Yıllar önce komşumuz olan bir kadının eşinden gördüğü şiddetten dolayı yüzündeki morlukları gördüğümde yaşadığım şoku unutamam. Beni böyle gören kayınvalidem şöyle tepki vermişti: “Kocasıdır döver de sever de. Kimsenin bir şey deme hakkı yoktur. Allah’ın ona verdiği bir haktır herkes bunu bilir. Sen daha gençsin zamanla öğrenirsin.” Zamanla öğrendiğim şey kadına yönelik her türlü kötülüğün din, iman, namus, gelenek örtüsüyle adeta doğallaştırılarak erkeklerin istedikleri gibi yaşadıkları ve eşlerine yaşattıkları haksızlıklardır. Acı olan, kadınların can güvenliğinin en emin olması gereken yerde yani ailesinde en çok tehlike altında olmasıdır. Bu öylesine söylediğim bir söz değil eldeki verilerin söylediğidir.

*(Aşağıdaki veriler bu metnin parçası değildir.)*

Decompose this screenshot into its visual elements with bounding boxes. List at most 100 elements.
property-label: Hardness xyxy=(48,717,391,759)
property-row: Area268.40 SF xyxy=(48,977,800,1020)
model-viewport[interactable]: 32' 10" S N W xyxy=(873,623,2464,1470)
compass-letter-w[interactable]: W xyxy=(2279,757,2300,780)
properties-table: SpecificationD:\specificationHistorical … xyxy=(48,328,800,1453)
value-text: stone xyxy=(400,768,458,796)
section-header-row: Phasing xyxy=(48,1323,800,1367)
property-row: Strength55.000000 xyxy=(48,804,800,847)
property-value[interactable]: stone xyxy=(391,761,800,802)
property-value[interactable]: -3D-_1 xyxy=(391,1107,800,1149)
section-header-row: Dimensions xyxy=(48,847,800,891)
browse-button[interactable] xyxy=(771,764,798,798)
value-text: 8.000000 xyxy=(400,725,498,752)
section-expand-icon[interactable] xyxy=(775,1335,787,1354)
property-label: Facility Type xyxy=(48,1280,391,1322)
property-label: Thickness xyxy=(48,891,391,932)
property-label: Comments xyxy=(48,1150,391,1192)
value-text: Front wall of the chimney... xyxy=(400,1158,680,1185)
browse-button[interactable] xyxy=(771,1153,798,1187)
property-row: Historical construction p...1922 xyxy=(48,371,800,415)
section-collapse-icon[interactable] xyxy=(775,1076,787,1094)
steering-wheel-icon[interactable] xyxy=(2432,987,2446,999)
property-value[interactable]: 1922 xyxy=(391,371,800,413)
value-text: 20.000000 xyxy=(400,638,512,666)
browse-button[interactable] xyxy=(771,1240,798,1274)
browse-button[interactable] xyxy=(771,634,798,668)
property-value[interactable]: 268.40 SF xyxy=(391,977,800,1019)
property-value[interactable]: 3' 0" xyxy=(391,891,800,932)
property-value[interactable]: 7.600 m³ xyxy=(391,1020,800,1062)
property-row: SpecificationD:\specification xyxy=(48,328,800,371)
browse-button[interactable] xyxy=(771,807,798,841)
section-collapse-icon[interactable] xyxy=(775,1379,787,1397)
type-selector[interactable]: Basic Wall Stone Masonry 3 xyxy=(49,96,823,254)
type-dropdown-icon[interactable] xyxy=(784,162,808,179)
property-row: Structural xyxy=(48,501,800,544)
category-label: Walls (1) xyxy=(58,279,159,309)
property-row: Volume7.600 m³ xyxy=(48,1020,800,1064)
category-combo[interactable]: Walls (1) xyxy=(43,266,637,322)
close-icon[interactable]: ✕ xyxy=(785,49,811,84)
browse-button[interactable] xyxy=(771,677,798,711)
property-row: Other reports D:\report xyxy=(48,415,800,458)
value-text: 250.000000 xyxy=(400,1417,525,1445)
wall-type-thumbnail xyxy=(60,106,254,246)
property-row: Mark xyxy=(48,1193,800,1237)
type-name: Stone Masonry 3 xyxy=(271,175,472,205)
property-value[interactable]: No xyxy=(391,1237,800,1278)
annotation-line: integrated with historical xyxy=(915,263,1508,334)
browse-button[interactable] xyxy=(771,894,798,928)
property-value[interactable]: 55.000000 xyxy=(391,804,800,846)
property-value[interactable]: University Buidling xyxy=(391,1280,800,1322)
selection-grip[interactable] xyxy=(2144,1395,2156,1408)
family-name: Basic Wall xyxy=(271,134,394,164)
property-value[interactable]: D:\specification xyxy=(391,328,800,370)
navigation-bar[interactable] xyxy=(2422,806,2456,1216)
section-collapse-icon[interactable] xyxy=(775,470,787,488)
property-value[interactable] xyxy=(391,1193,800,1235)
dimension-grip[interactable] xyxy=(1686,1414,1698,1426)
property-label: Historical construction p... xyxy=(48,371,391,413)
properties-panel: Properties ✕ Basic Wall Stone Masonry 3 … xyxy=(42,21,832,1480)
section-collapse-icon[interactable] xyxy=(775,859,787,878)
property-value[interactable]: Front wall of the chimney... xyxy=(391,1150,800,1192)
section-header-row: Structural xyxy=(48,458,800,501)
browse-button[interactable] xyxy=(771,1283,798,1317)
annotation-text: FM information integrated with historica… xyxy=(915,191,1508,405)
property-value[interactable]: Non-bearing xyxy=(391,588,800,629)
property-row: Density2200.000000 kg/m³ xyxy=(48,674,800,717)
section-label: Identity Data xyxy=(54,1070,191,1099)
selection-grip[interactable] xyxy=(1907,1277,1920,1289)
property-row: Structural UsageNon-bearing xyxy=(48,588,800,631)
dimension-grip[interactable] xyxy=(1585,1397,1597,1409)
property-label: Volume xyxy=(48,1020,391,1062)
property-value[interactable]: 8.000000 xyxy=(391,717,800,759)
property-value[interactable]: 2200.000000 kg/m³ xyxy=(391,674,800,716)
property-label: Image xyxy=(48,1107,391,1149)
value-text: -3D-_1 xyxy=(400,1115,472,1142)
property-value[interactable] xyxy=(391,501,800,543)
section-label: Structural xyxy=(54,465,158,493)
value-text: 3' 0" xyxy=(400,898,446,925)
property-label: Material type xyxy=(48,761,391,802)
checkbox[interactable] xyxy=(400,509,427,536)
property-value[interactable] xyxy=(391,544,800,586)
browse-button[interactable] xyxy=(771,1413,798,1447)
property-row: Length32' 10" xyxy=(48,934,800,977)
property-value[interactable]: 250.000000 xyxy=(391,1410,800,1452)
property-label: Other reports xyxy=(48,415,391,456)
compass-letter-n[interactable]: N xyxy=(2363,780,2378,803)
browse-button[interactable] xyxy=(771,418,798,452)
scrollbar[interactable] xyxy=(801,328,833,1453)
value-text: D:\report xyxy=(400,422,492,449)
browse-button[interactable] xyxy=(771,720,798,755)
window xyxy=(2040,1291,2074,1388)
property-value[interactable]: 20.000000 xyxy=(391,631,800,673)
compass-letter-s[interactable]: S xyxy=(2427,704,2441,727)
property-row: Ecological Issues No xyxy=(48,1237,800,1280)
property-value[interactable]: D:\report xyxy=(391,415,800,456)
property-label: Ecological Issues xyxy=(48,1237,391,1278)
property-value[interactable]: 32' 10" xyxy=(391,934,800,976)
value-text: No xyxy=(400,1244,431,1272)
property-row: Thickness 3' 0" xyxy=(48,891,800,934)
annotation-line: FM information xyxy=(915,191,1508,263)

Kadın hakları aktivistleri bu şiddet meselesinde aile kurumuna yönelik eleştirilerini yaptıkları zaman dinci kesimlerden büyük tepkilerle karşılaşıyorlar. Topluma bu insanların “aile kurumuna karşı olduklarını, aileyi ve aile üzerinden aslında gelenekleri ve İslam’ı kültürümüzle beraber toplumumuzu yıkmak istiyorlar, bizi dinsiz, ateist bir topluma çevirmek istiyorlar. Hz. Muhammed’in sünnetini yaşamamızı istemiyorlar” diye durmadan karalamalar, küfürler ve iftiralarla saldırıyorlar.
Hakikaten bizim toplumumuz inançlıdır. Kendi içinde, ailesinde kendince inancını yaşamak ister ve buna göre de hareket eder. Elbette Hz. Muhammed’in sünnetini de yaşamında uygulamak için uğraşır ama hangi sünnet? Peygamberin evlilik ve özel hayatına baktığımızda bu tabii ki o günün Arap toplumunun yaşayışı bağlamında olacaktır. Peygamber çok evliydi. Bazı kaynaklarda aynı anda 9 kadınla evli olduğu yazılır. Elimizde bulunan kaynakların hiçbirinde eşlerine yönelik en ufak bir hakaret ya da sözü yer almaz. Özellikle naifliğine vurgu yapılır. Hz. Aişe’ye Peygamberimizin evdeki hali sorulduğunda şöyle cevap vermiştir. “O da normal bir insan gibiydi, elbisesini diker, ayakkabısını tamir eder, koyun sağar ve kendi işlerini kendi yapardı.” (Buhari. Libas, 10) Yine Hz. Aişe’den nakledilen bir rivayette şöyle söyler. “Resulullah -sav- evde ailesine yardımcı olur, kendi işlerini kendi yapardı.” (Buhari Edep 39)
Erkeğin kadına ita amiri olmadığı, kadının erkeğe köle/cariye rolünde olmadığı, karşılıklı sevgi ve birlikteliğin yaşandığı, mekânların cennete evrildiği yer olmalıdır aile. Saygı sevgi ve dayanışmanın olması gereken bu kurumda eğer zulüm olursa bu İslami bir yaşam olamaz. Bizler de inananlar olarak bu mekânları AİLE EVİ DEĞİL ZULÜM EVİ olarak kabul ederiz. “Onlar –kadınlar sizin için bir örtüdür. Siz de onlar için bir örtüsünüz.” (Bakara 187) Kadın ile erkeğin birbirine örtü olduğu, koruyucu kollayıcı ve karşılıklı sevginin hakim olduğu ailelerin bugünü ve geleceği cennete çevireceğine inanıyoruz.